5. Apply Day 2's "caching" lens to LLM serving: how do KV Cache, prefix cache, and a traditional Redis cache differ on "invalidation" and "consistency"?

KV Cache: not an optional accelerator but a necessary intermediate state of the computation — lose it and you must recompute; there's no "read stale value" consistency problem, only a "doesn't fit, must evict/preempt" capacity problem. Invalidation = reclaimed when the request ends. It's more like CPU registers/working memory than a data cache.
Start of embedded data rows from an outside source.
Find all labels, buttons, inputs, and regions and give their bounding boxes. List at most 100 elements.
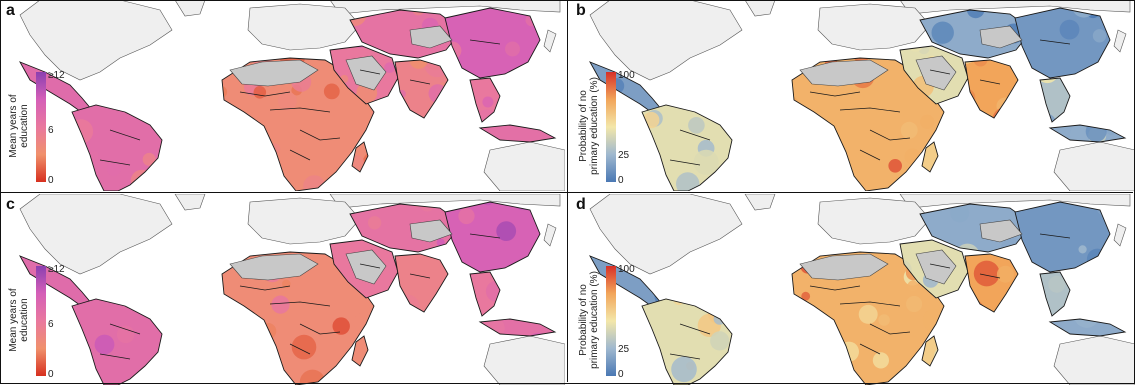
color-scale-bar (606, 72, 616, 182)
legend-tick-mid: 25 (618, 150, 630, 161)
region-border-southAmerica (641, 298, 733, 385)
admin-unit-cell (996, 265, 1014, 283)
admin-unit-cell (89, 151, 99, 161)
legend-title-line1: Mean years of (8, 94, 19, 158)
region-border-southAsia (394, 253, 449, 313)
no-data-region (915, 55, 957, 91)
land-russia (899, 0, 1131, 15)
land-australia (483, 141, 565, 191)
no-data-region (409, 25, 453, 49)
region-border-eastAsia (444, 201, 541, 273)
legend-tick-top: 100 (618, 264, 635, 275)
region-africa (222, 252, 374, 385)
country-border (269, 107, 331, 113)
country-border (929, 69, 951, 75)
legend-tick-top: 100 (618, 70, 635, 81)
map-canvas (0, 194, 565, 385)
admin-unit-cell (496, 221, 517, 241)
land-greenland (744, 0, 776, 17)
land-japan (1113, 29, 1127, 53)
admin-unit-cell (888, 159, 902, 173)
legend-tick-bottom: 0 (48, 175, 54, 186)
land-northAmerica (589, 194, 743, 275)
color-scale-bar (606, 266, 616, 376)
land-russia (899, 194, 1131, 209)
region-border-madagascar (921, 141, 939, 173)
region-border-seAsia (1039, 77, 1071, 123)
no-data-region (229, 253, 319, 281)
land-northAmerica (19, 0, 173, 81)
admin-unit-cell (1078, 245, 1087, 254)
legend-title: Mean years of education (8, 70, 30, 182)
region-border-madagascar (351, 335, 369, 367)
country-border (99, 159, 131, 166)
country-border (809, 91, 861, 97)
legend: Mean years of education ≥12 6 0 (8, 264, 68, 382)
admin-unit-cell (482, 96, 494, 108)
admin-unit-cell (1059, 19, 1080, 40)
land-japan (543, 29, 557, 53)
admin-unit-cell (350, 240, 371, 255)
region-border-middleEast (329, 239, 399, 299)
land-australia (1053, 335, 1135, 385)
legend-title: Probability of no primary education (%) (578, 264, 600, 376)
legend: Probability of no primary education (%) 10… (578, 264, 638, 382)
region-border-africa (221, 251, 375, 385)
legend-title: Probability of no primary education (%) (578, 70, 600, 182)
no-data-region (345, 55, 387, 91)
legend-tick-bottom: 0 (48, 369, 54, 380)
legend-tick-mid: 6 (48, 125, 54, 136)
land-europe (247, 3, 361, 51)
map-canvas (0, 0, 565, 191)
map-canvas (570, 0, 1135, 191)
region-border-southAsia (964, 59, 1019, 119)
country-border (869, 129, 911, 141)
admin-unit-cell (142, 152, 156, 166)
admin-unit-cell (106, 161, 121, 176)
region-border-middleEast (329, 45, 399, 105)
region-border-indonesia (1048, 318, 1127, 337)
legend-title-line1: Probability of no (578, 90, 589, 162)
legend-tick-top: ≥12 (48, 264, 65, 275)
no-data-region (799, 253, 889, 281)
region-border-eastAsia (1014, 201, 1111, 273)
admin-unit-cell (291, 334, 317, 360)
region-border-eastAsia (1014, 7, 1111, 79)
country-border (409, 79, 431, 85)
country-border (979, 273, 1001, 279)
no-data-region (979, 25, 1023, 49)
panel-c-map: c Mean years of education ≥12 6 0 (0, 194, 565, 385)
region-border-indonesia (478, 124, 557, 143)
admin-unit-cell (966, 10, 985, 19)
admin-unit-cell (505, 41, 520, 57)
admin-unit-cell (900, 121, 918, 139)
country-border (299, 129, 341, 141)
map-canvas (570, 194, 1135, 385)
admin-unit-cell (222, 85, 228, 99)
admin-unit-cell (907, 280, 919, 292)
admin-unit-cell (1092, 29, 1107, 43)
color-scale-bar (36, 72, 46, 182)
land-australia (483, 335, 565, 385)
legend-tick-mid: 25 (618, 344, 630, 355)
admin-unit-cell (253, 86, 267, 99)
country-border (239, 285, 291, 291)
country-border (669, 353, 701, 360)
country-border (839, 301, 901, 307)
region-border-southAsia (394, 59, 449, 119)
region-cells-seAsia (470, 272, 500, 305)
region-border-centralAsia (349, 203, 463, 253)
no-data-region (979, 219, 1023, 243)
land-europe (817, 197, 931, 245)
panel-letter: b (576, 2, 586, 19)
legend-tick-bottom: 0 (618, 369, 624, 380)
admin-unit-cell (485, 280, 500, 303)
country-border (409, 273, 431, 279)
legend-title-line1: Mean years of (8, 288, 19, 352)
admin-unit-cell (801, 291, 811, 301)
country-border (469, 39, 501, 45)
country-border (289, 343, 311, 355)
admin-unit-cell (332, 317, 350, 335)
region-border-southAmerica (641, 104, 733, 191)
Prefix cache: closer to a traditional cache — reusable, hit-or-miss, a hit saves compute. But its "key" is the token-by-token prefix sequence, and as long as the prefix is identical the result must be identical (deterministic prefill), so there is no staleness — simpler than Redis, with no "write DB first or delete cache first" dilemma. Its hard parts are routing affinity (cache is bound to a specific GPU) and capacity eviction.

Redis data cache: the source data mutates, so the core problems are invalidation and consistency (Day 2's thundering herd, double-delete, eventual-consistency window).

The essential difference: the two LLM caches are immune to consistency problems because "same input → deterministic output", with the hard problems shifted to "memory capacity" and "stateful routing"; the traditional cache's hard problem is "the source data changes". Same name "cache", entirely different constraint dimensions.